In fact, what would be the worth of thinking and feeling if the bodies did not move?
Doing nothing, letting-it-happen, would be the worst form of complicity with the business that wanted to hack the UN meeting. At the COP15 we moved, and we will keep moving.

Exactly like love, civil disobedience can not just be told. We must make it, with our bodies. Otherwise, we would not really think about what we love, and we would not really love what we think about. It's as simple as that. It's a matter of love, justice and dignity.

How the COP15 has ended proves that we were right. Many of us are paying what is mandatory for an obsessive, pervasive and total repression: To find a guilty at the cost of inventing it (along with the crime perhaps).

We are detained with evidently absurd accusations about either violences that actually did not take place or conspiracies and organizing of law-breaking actions.

We do not feel guilty for having shown, together with thousands, the reclamation of the independence of our lives from profit's rule.
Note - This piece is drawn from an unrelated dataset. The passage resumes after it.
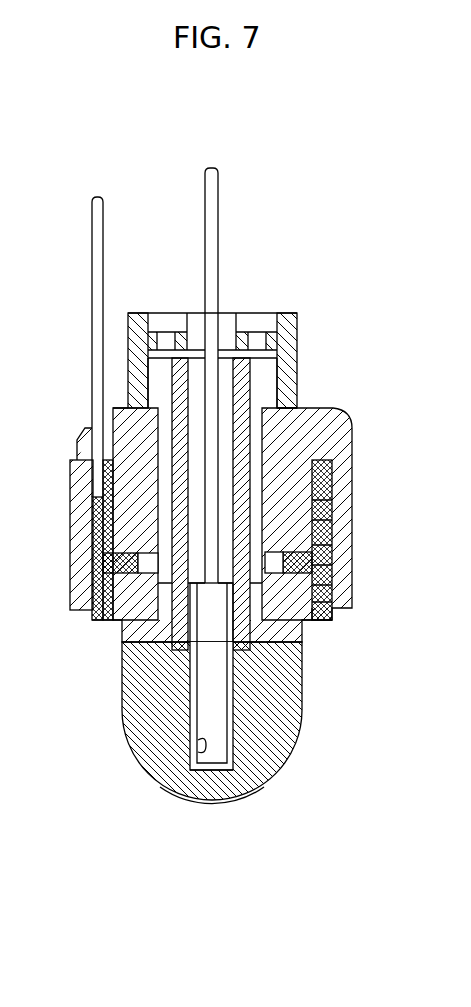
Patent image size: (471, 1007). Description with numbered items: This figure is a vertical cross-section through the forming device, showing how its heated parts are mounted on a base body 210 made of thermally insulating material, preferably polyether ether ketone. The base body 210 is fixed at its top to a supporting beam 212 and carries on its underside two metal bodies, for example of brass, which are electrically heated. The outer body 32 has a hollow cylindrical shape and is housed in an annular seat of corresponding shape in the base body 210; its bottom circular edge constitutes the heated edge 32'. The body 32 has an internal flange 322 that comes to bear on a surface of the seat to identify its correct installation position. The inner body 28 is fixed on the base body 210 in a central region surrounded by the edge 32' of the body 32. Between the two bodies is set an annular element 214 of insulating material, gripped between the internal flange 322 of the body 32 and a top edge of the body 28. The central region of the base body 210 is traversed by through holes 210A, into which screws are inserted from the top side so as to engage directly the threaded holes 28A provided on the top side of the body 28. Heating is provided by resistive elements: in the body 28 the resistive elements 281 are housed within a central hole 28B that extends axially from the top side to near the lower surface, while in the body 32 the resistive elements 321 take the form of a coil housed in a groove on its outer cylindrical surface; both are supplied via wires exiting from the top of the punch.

If the laws oppose this, it was legitimate to peacefully - but still conflictually - break them.

We are just temporarily docked, ready to sail again with a wind stronger than ever. It's a matter of love, justice and dignity.

  • Luca Tornatore, Italian social centres network "see you in Copenhagen".

  • Natasha Verco, Climate Justice Action

  • Johannes Paul Schul Meyer

  • Arvip Peschel

  • Christian Becker

  • Kharlanchuck Dzmitry

  • Cristoph Lang

  • Anthony Arrabal

Update Jan 5: Natasha Verco released but still facing charges

Via ABC News - Copenhagen protester released from jail by ABC Europe correspondent Emma Alberici

An Australian held in a Danish prison for three weeks for organising a protest during the Copenhagen climate change conference has been released.Natasha Verco was arrested on December 15, a day before the biggest protest march during the United Nations talks in Copenhagen.

The chief prosecutor for the Copenhagen police, Dorit Borgaard, says Verco was released overnight along with American citizen Noah Weiss.

Their case has been adjourned until March 16 when they will face charges of attempted assault of a police officer and planning to disturb public order.

If convicted, they face up to six months in jail.

Verco insists she organised a peaceful event during the conference and denies accusations that she assaulted a police officer and planned to disturb public order.

"I participated in organising people to speak about climate change with youth delegates for the UN," she said.

"They say I organised riots and when we said that riots didn't happen, they said, 'No, you were charged with organising riots that were stopped by the good work of the police'.

"I wasn't at a protest. I wasn't on my way to a protest. I was riding along the side of the road.

"When I asked them what was going on (and) were they just picking up anybody who was wearing black clothes - I had a black jacket on and some black pants - they said, 'no we've been hunting you'."

Prisoner support and legal aid report there are still seven foreign persons detained in relation to the climate summit. It has not been possible to confirm this figure with the police.

Among those who remain behind bars, include the Italian Luca Tornatore, an astro-physicist and staff member at the University of Trieste, who was a spokesman for the Italian climate campaign group 'See You in Copenhagen'. There have been several demonstrations of solidarity in Italy, calling for his immediate release. Danish consulates in several Italian cities have been filled, a petition has been started, and his case was raised in parliament.


Takver is a citizen journalist from Melbourne who has been writing on Climate Change issues and protests including Rising Sea Level, Ocean acidification, Environmental and social Impacts since 2004.